They shall beat their swords into ploughshares,
and their spears into pruning-hooks;
nation shall not lift up sword against nation,
neither shall they learn war any more.
Peacemaking lies at the heart of the biblical story and remains a central Christian vocation. The Joint Public Issues Team want to see a world which actively works for peace, and to offer alternative approaches to violence. Our work examines the shifting challenges to peace which the world faces and responds to Jesus’s call that we might be peacemakers in our communities and our world.
Peacemaking – A Christian Vocation
Jesus calls us to be peacemakers, both in terms of preventing bloodshed, and building constructive links with God, ourselves, and other people.

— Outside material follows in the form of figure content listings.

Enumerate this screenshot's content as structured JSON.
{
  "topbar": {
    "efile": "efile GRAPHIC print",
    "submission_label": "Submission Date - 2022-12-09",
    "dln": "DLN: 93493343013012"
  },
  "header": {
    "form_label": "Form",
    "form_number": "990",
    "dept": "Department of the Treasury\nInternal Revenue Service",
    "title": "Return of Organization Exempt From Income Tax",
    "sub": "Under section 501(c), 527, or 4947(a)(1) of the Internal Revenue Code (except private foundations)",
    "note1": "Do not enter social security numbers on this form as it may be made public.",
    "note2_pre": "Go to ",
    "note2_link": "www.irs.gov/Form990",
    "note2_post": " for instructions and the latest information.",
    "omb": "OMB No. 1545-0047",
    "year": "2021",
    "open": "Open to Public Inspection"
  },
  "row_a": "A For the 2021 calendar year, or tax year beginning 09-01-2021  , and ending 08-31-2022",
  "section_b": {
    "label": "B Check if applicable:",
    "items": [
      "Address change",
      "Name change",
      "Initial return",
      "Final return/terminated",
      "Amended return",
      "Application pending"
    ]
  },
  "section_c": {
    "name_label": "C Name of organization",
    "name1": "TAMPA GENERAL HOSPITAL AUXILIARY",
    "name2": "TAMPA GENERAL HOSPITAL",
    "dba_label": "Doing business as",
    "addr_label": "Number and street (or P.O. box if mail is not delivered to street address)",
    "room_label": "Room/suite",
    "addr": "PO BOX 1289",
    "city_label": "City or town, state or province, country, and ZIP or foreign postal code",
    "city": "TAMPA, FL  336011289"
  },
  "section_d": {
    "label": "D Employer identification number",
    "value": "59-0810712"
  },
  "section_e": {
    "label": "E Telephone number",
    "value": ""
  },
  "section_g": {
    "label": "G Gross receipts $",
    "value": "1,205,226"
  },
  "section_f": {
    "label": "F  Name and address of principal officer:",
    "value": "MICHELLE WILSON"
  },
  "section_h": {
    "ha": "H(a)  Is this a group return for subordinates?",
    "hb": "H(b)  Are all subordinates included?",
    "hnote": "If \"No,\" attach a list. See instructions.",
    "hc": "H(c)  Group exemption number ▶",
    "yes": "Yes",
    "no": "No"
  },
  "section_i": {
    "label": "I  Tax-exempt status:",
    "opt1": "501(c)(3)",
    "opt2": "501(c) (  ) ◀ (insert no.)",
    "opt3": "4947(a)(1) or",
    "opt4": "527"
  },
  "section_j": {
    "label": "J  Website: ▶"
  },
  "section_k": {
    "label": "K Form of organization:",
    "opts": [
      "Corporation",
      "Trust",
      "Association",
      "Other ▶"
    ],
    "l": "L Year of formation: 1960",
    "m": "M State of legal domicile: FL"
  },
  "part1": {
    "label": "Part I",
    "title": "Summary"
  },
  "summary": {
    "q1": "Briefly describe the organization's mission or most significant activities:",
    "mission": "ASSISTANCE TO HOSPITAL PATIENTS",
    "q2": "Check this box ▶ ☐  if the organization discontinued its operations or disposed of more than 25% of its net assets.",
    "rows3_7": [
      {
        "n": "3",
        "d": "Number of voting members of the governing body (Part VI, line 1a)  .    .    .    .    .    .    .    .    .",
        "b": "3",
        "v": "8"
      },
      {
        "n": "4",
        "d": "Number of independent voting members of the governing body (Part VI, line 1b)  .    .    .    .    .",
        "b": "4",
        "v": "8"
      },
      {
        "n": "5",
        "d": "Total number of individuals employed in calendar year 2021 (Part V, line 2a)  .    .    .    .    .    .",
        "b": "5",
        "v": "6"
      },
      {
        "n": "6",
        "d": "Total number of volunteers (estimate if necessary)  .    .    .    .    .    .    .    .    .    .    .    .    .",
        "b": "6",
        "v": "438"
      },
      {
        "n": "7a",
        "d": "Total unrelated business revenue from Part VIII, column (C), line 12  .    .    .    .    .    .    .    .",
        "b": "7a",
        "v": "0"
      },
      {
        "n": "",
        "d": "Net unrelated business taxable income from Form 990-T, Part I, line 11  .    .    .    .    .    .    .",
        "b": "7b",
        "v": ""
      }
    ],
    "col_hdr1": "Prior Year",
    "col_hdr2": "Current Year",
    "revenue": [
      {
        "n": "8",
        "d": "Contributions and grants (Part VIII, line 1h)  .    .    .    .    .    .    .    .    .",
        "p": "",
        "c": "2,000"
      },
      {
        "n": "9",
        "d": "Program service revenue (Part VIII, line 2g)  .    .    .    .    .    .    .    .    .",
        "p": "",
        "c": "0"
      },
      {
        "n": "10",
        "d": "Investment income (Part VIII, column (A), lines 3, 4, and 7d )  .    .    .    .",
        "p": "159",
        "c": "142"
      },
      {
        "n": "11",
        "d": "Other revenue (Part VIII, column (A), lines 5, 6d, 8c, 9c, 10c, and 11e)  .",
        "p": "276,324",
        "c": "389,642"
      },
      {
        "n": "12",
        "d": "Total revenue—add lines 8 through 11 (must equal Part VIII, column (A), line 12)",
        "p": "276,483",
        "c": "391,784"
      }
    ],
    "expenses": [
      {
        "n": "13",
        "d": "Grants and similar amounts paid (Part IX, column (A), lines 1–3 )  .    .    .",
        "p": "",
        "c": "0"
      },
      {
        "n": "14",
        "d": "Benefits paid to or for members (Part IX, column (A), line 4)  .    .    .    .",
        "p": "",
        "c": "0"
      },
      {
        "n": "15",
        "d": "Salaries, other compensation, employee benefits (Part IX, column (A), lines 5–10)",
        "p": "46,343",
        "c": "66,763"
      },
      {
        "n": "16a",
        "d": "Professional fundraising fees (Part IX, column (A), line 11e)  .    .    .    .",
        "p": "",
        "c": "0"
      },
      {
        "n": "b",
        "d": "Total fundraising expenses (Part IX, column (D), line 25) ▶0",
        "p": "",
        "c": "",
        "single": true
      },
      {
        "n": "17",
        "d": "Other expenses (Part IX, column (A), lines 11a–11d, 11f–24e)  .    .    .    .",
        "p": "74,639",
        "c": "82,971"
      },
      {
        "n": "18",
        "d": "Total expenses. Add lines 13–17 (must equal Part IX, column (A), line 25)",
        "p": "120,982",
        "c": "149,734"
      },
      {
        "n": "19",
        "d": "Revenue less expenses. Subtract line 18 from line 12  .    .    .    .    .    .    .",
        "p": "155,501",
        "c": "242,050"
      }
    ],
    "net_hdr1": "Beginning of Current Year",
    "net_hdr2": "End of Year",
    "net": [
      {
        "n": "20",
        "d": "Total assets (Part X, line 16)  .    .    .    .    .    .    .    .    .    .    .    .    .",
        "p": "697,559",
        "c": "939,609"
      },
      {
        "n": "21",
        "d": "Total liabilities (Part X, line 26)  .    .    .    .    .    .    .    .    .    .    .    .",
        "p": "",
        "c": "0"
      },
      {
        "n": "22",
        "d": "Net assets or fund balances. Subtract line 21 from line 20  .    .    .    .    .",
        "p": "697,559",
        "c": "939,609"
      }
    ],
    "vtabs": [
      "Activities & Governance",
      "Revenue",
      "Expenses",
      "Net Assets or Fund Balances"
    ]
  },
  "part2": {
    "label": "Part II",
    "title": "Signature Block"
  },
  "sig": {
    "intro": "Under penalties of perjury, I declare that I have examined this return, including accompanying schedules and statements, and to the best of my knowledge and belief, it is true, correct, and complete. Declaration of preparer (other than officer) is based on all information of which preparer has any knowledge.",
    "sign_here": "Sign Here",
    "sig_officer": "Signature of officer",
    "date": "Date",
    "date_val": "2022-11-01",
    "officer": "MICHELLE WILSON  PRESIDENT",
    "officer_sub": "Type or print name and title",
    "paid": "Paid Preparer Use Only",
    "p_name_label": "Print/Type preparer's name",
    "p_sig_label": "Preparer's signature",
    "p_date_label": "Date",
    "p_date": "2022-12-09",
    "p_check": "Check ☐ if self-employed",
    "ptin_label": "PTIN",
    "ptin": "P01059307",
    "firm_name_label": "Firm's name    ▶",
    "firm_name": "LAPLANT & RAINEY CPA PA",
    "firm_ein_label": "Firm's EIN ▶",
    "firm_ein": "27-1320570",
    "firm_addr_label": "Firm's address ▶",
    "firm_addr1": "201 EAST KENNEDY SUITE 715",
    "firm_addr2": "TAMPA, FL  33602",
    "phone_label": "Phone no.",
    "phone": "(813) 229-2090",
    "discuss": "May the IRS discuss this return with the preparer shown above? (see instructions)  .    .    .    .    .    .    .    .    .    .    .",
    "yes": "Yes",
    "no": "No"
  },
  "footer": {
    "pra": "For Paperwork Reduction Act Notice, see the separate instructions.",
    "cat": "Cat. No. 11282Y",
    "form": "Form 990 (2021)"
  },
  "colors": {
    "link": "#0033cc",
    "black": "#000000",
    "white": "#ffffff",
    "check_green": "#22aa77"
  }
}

In 2006 the Methodist and United Reformed Churches produced a report titled Peacemaking: A Christian Vocation. It remains our core resource exploring a Christian perspective on peace and conflict in the context of new challenges
TPNW reaches 50th ratification!
We’re really excited that the Treaty on the Prohibition of Nuclear Weapons has reached its fiftieth ratification and will pass into legal force in January 2021.
Read more about the TPNW and what this means for nuclear weapons here.
Defence and Foreign Policy Integrated Review
JPIT submitted evidence to the UK Government’s integrated review of security, defence, foreign policy, and development. We advocated for peaceful international relations and that the Government would go beyond traditional militaristic views of defence, especially in the wake of the Foreign Office and Department for International Development being merged earlier this year.
The Arms Trade
The UK is one of the world’s largest exporters of arms, and the UK Government is keen for us to grow even more, competing for the accolade of being the world’s second largest arms exporter alongside Russia, China, and France.
For many Christians, this conflicts with the idea of being peacemakers and proactively preventing conflict. There has been a history of Christian resistance and protest around the issue of the arms trade.
The UK is one of just nine countries who maintain a nuclear arsenal worldwide, and there are more than 15,000 nuclear weapons stored worldwide. Needless to say, the use of these weapons would be catastrophic. Sustaining the threat of indiscriminate destruction is totally contrary to the peace to which Christ calls us.
Nuclear Ban Treaty
There is a global movement seeking to introduce a ban on the possession and use of nuclear weapons. Throughout 2017, the United Nations held negotiations to create a legal framework for the prohibition and elimination of nuclear weapons. Our churches have long held the position that nuclear weapons are a critical moral issue of our time, so we welcomed the Treaty on the Prohibition of Nuclear Weapons.
The Treaty has now reached 50 ratifications and so will pass into legal force in January! Signatories cannot possess or use nuclear weapons or engage in any kind of nuclear weapons-related activities.
Trident is the UK’s nuclear weaponry programme. It covers four submarines and the nuclear warheads which are stored on them.
The Baptist Union of Great Britain, the Methodist Church, the URC and the Church of Scotland have all been outspoken in their opposition of Trident, especially in 2016, when MPs voted to replace and renew Trident. Given that the UK has committed to pursuing disarmament as part of the Non-Proliferation Treaty, renewal of Trident is incompatible with the UK’s desire to encourage global nuclear disarmament.
In addition to serious moral and ethical concerns, there are serious economic and security arguments against Trident.
Drones are unmanned aerial vehicles, and they’ve been a hot topic in the news for several years. These cost-efficient combat machines are used regularly in conflicts by the UK and the USA and they are changing the dynamics of international relations.
In the US the CIA, a civilian agency, has carried out lethal drone strikes which contravenes conventional interpretations of international law and sets a dangerous new precedent. We have investigated the possibility that readily available drones make recourse to military intervention more likely, as well as other ethical and legal implications of drone usage.